“You like it?”
“Yes, thank you.”
I stared at my reflection. I didn’t recognize myself. I looked foreign.
18
The days passed. Monday grew closer. If Adrian’s schedule was free, we went around Segu, sometimes by bus, sometimes with the driver, and always with Adrian’s voice providing background, history, context.
“Liberty Square, where Kofi was sworn in, 1978.”
It was an Olympic-size stadium with seating on three sides. The fourth was open to the ocean, and the breeze that blew in served as a sort of air-conditioning. The design was clever.

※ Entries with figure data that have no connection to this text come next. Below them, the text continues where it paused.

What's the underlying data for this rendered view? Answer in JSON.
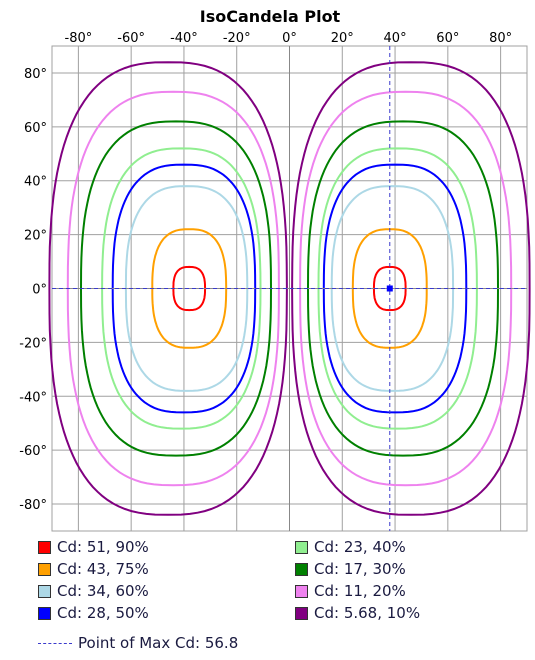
{
  "chart_data": {
    "type": "contour",
    "title": "IsoCandela Plot",
    "xlim": [
      -90,
      90
    ],
    "ylim": [
      -90,
      90
    ],
    "x_ticks": [
      -80,
      -60,
      -40,
      -20,
      0,
      20,
      40,
      60,
      80
    ],
    "y_ticks": [
      80,
      60,
      40,
      20,
      0,
      -20,
      -40,
      -60,
      -80
    ],
    "tick_suffix": "°",
    "grid": true,
    "max_point": {
      "x": 38,
      "y": 0
    },
    "max_label": "Point of Max Cd: 56.8",
    "series": [
      {
        "name": "Cd: 51, 90%",
        "color": "#ff0000",
        "hx": 6,
        "hy": 8,
        "cx": 38
      },
      {
        "name": "Cd: 43, 75%",
        "color": "#ffa000",
        "hx": 14,
        "hy": 22,
        "cx": 38
      },
      {
        "name": "Cd: 34, 60%",
        "color": "#add8e6",
        "hx": 23,
        "hy": 38,
        "cx": 39
      },
      {
        "name": "Cd: 28, 50%",
        "color": "#0000ff",
        "hx": 27,
        "hy": 46,
        "cx": 40
      },
      {
        "name": "Cd: 23, 40%",
        "color": "#90ee90",
        "hx": 30,
        "hy": 52,
        "cx": 41
      },
      {
        "name": "Cd: 17, 30%",
        "color": "#008000",
        "hx": 36,
        "hy": 62,
        "cx": 43
      },
      {
        "name": "Cd: 11, 20%",
        "color": "#ee82ee",
        "hx": 40,
        "hy": 73,
        "cx": 44
      },
      {
        "name": "Cd: 5.68, 10%",
        "color": "#800080",
        "hx": 45,
        "hy": 84,
        "cx": 46
      }
    ]
  }
}
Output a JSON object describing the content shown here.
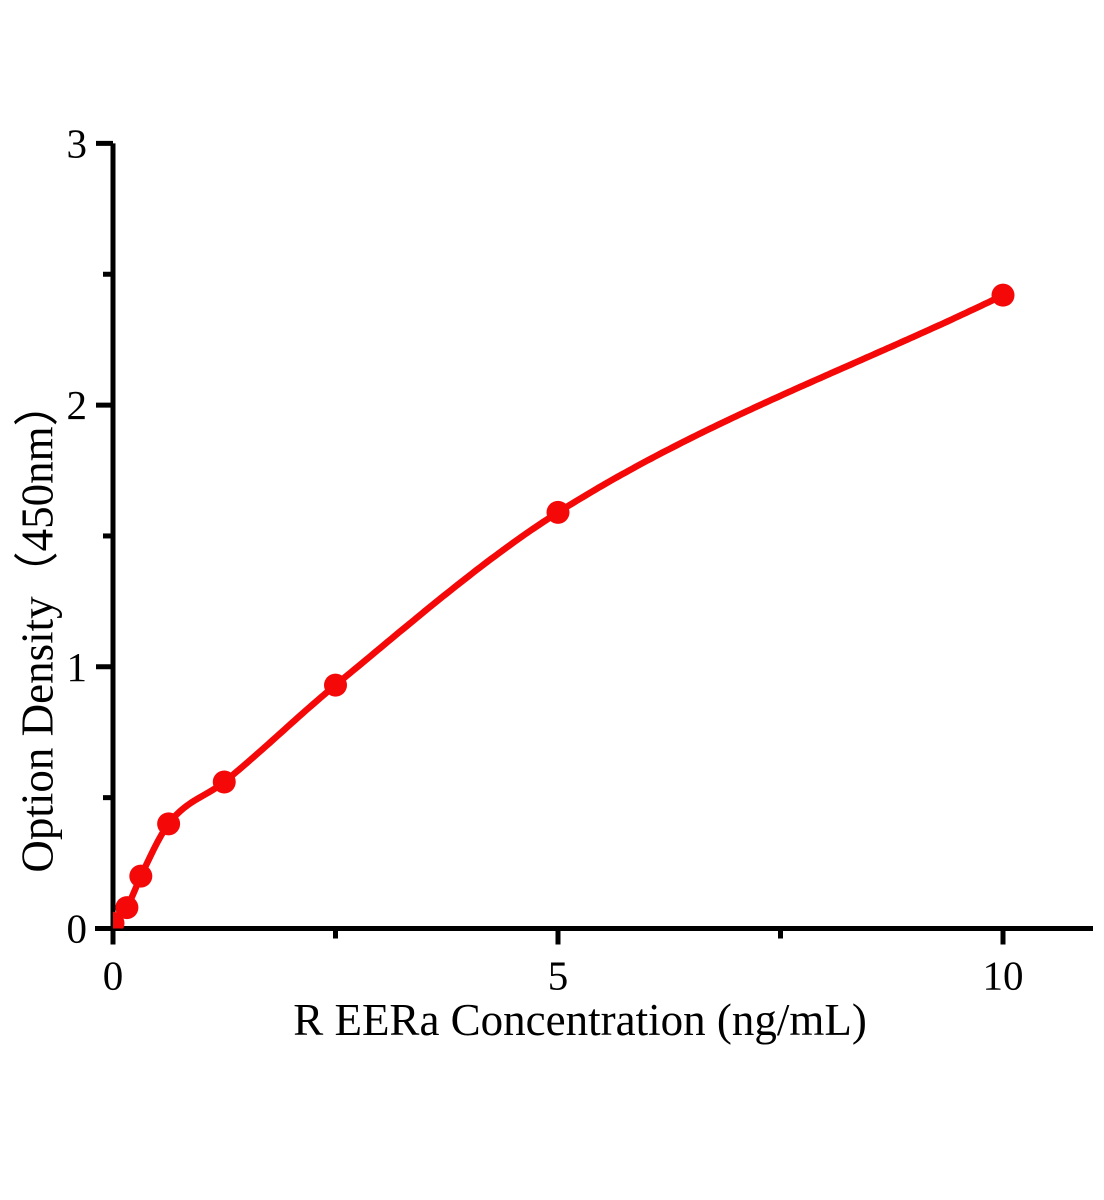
{
  "figure": {
    "background_color": "#ffffff",
    "axis_color": "#000000"
  },
  "chart_data": {
    "type": "scatter",
    "has_fit_curve": true,
    "title": "",
    "xlabel": "R EERa Concentration (ng/mL)",
    "ylabel": "Option Density（450nm）",
    "x": [
      0,
      0.156,
      0.3125,
      0.625,
      1.25,
      2.5,
      5,
      10
    ],
    "y": [
      0.02,
      0.08,
      0.2,
      0.4,
      0.56,
      0.93,
      1.59,
      2.42
    ],
    "xlim": [
      0,
      11
    ],
    "ylim": [
      0,
      3
    ],
    "x_major_ticks": [
      0,
      5,
      10
    ],
    "x_minor_ticks": [
      2.5,
      7.5
    ],
    "y_major_ticks": [
      0,
      1,
      2,
      3
    ],
    "y_minor_ticks": [
      0.5,
      1.5,
      2.5
    ],
    "x_tick_labels": [
      "0",
      "5",
      "10"
    ],
    "y_tick_labels": [
      "0",
      "1",
      "2",
      "3"
    ],
    "marker_color": "#f40808",
    "line_color": "#f40808",
    "grid": false,
    "legend": null
  }
}
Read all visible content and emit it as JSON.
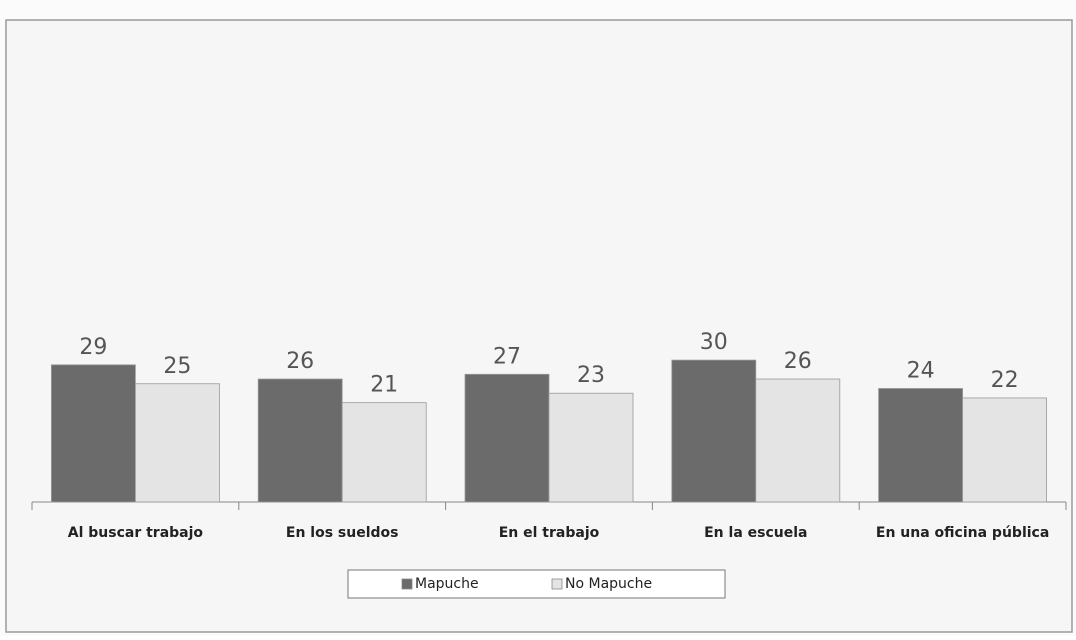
{
  "chart_data": {
    "type": "bar",
    "categories": [
      "Al buscar trabajo",
      "En los sueldos",
      "En el trabajo",
      "En la escuela",
      "En una oficina pública"
    ],
    "series": [
      {
        "name": "Mapuche",
        "color": "#6b6b6b",
        "values": [
          29,
          26,
          27,
          30,
          24
        ]
      },
      {
        "name": "No Mapuche",
        "color": "#e4e4e4",
        "values": [
          25,
          21,
          23,
          26,
          22
        ]
      }
    ],
    "ylim": [
      0,
      100
    ],
    "legend": "bottom"
  }
}
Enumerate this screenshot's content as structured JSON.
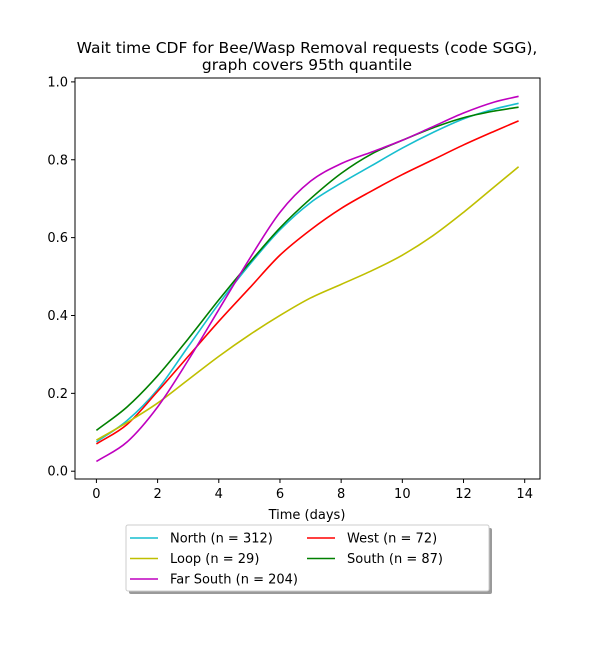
{
  "chart_data": {
    "type": "line",
    "title": "Wait time CDF for Bee/Wasp Removal  requests (code SGG),",
    "subtitle": "graph covers 95th quantile",
    "xlabel": "Time (days)",
    "ylabel": "",
    "xlim": [
      -0.7,
      14.5
    ],
    "ylim": [
      -0.02,
      1.01
    ],
    "xticks": [
      0,
      2,
      4,
      6,
      8,
      10,
      12,
      14
    ],
    "yticks": [
      0.0,
      0.2,
      0.4,
      0.6,
      0.8,
      1.0
    ],
    "xtick_labels": [
      "0",
      "2",
      "4",
      "6",
      "8",
      "10",
      "12",
      "14"
    ],
    "ytick_labels": [
      "0.0",
      "0.2",
      "0.4",
      "0.6",
      "0.8",
      "1.0"
    ],
    "grid": false,
    "legend_placement": "below-center",
    "x": [
      0,
      1,
      2,
      3,
      4,
      5,
      6,
      7,
      8,
      9,
      10,
      11,
      12,
      13,
      13.8
    ],
    "series": [
      {
        "name": "North (n = 312)",
        "color": "#17becf",
        "values": [
          0.075,
          0.13,
          0.21,
          0.32,
          0.43,
          0.53,
          0.62,
          0.69,
          0.74,
          0.785,
          0.83,
          0.87,
          0.905,
          0.93,
          0.945
        ]
      },
      {
        "name": "West (n = 72)",
        "color": "#ff0000",
        "values": [
          0.07,
          0.12,
          0.205,
          0.295,
          0.385,
          0.47,
          0.555,
          0.62,
          0.675,
          0.72,
          0.762,
          0.8,
          0.838,
          0.873,
          0.9
        ]
      },
      {
        "name": "Loop (n = 29)",
        "color": "#bfbf00",
        "values": [
          0.08,
          0.125,
          0.175,
          0.235,
          0.295,
          0.35,
          0.4,
          0.445,
          0.48,
          0.515,
          0.555,
          0.605,
          0.665,
          0.73,
          0.782
        ]
      },
      {
        "name": "South (n = 87)",
        "color": "#008000",
        "values": [
          0.105,
          0.165,
          0.245,
          0.34,
          0.44,
          0.535,
          0.625,
          0.7,
          0.765,
          0.815,
          0.85,
          0.882,
          0.908,
          0.925,
          0.935
        ]
      },
      {
        "name": "Far South (n = 204)",
        "color": "#bf00bf",
        "values": [
          0.025,
          0.075,
          0.165,
          0.285,
          0.415,
          0.545,
          0.665,
          0.745,
          0.79,
          0.82,
          0.85,
          0.885,
          0.92,
          0.948,
          0.963
        ]
      }
    ]
  }
}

“The euphoria of that night,” Adrian said. “The place was packed. The whole country wanted to be here.” I imagined the stands full of people waving flags and cheering for my father.
I didn’t always mind Adrian’s trivia. I liked knowing that Segu taxis were once black, but after independence, in a show of patriotism, drivers repainted them blue and white for the flag.

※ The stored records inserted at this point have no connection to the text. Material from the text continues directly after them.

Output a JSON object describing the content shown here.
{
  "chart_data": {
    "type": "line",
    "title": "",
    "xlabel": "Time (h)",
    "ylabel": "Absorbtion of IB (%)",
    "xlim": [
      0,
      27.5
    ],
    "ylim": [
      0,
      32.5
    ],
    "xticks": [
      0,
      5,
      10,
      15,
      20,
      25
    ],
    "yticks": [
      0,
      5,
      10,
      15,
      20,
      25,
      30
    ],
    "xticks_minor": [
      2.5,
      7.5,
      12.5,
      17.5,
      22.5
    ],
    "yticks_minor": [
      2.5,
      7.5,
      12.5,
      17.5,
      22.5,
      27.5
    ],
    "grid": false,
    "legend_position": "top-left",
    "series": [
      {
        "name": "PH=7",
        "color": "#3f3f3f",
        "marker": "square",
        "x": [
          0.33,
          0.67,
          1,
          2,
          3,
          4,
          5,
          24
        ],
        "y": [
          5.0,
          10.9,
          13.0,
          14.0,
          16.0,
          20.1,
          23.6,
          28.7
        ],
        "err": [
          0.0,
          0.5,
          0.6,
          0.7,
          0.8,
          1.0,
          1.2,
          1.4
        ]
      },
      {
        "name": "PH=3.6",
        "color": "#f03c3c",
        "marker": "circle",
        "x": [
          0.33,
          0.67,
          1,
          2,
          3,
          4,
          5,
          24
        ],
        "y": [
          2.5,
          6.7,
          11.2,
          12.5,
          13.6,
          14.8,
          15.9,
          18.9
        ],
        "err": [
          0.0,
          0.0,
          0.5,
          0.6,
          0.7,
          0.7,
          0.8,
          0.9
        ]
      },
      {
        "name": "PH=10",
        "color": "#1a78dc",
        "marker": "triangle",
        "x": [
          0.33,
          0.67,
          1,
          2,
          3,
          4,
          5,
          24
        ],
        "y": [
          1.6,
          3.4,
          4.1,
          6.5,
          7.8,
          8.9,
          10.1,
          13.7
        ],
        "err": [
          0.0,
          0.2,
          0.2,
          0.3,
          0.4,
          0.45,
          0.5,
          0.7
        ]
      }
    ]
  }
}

Other details were more obscure, for example, “Bamana has forty species of sunbird, a close relation of the hummingbird.”
It was like traveling with an encyclopedia, novel at first but grating by lunchtime. Adrian had not lost any confidence. He was a white man in Britain and a white man in Bamana.
Sometimes I wanted to shake him off and attempt the city on my own again. After all, half my DNA was from here. If I were a wild animal, I would have some instinct for the place, but each time, I remembered that first trip to the market and the chorus of “obroni” that had rung after me with every step. With Adrian, at least, we were a pair of obroni.
While Adrian was teaching, I stayed in the hotel and took my meals in the French-themed restaurant. I loitered in the lobby. There was some art for sale: tourist pieces—bright paintings of village scenes, crude wooden replicas of the intricate carving I had seen in the British Museum.
I was reminded of my first exhibition, in a Hampstead gallery just off the high street. It was run by Robert’s manager’s wife, Martha Reuben, a tall, elegant woman who wore silk scarves to hide the wrinkles on her neck. The Reubens came to dinner. I cooked and Robert carved.
“What do you do?” Martha asked.
“I’m a housewife.”
“And an artist,” Robert added. I couldn’t tell whether he was being supportive or whether he was trying to make me seem more exciting to his boss.
Reluctantly, the canvases were brought out. Martha insisted on buying one. It was her way, I thought, of showing gratitude for the seasoning of the lamb. The next day she called to ask how many canvases I had, could I paint more, did I want a solo exhibition?
The works didn’t sell. At the opening, Martha invited a crowd that pressed into the medium space, their backs turned to the canvases, their eyes tracking the flutes of champagne drifting through the room.
Martha said my work was ahead of the market. I painted subjects cut out of newspapers and magazines. I labored over their hands, their watches, their shoes, but instead of faces, I painted a storm of color.
The work was too figurative for those who loved abstraction and too abstract for the figurative crowd, and there was nothing particularly black about it, which confused another type of buyer.
Perhaps I gave up too easily. The paintings were still in my garage. I could have brought one for my father. I should have come with a gift.
The day before our meeting, my period arrived unexpectedly, brought on by the stress of anticipation. It was only a matter of time before it ceased altogether. I had no mother to take me through this last great change, not that she’d been that adept at taking me through the first one. There’d been some mumbling about sanitary napkins and the dangers of sexual relations without a sheath. Aunt Caryl had filled in the details.
That night, I stayed up to read the diary. A passage from the beginning of their affair.
In the evenings Caryl’s sister plays the flute. Her room is below mine and I hear the low mournful sound that is made in Segu only when a chief has died. The music has taken me back to my childhood, the night procession of masquerades with flaming torches, dragging their smoke through the town until everywhere smells of burning. They have come from the spirit world to escort the chief home and the roads are emptied for them. Even the British officials respect this law. I used to watch from the window while my mother lay down with her eyes shut. A woman cannot look on this sight and live.
My room faces the street and I see Bronwen when she leaves for work. Her clothes are beautifully made. I particularly like a red dress with pearl buttons running down the back.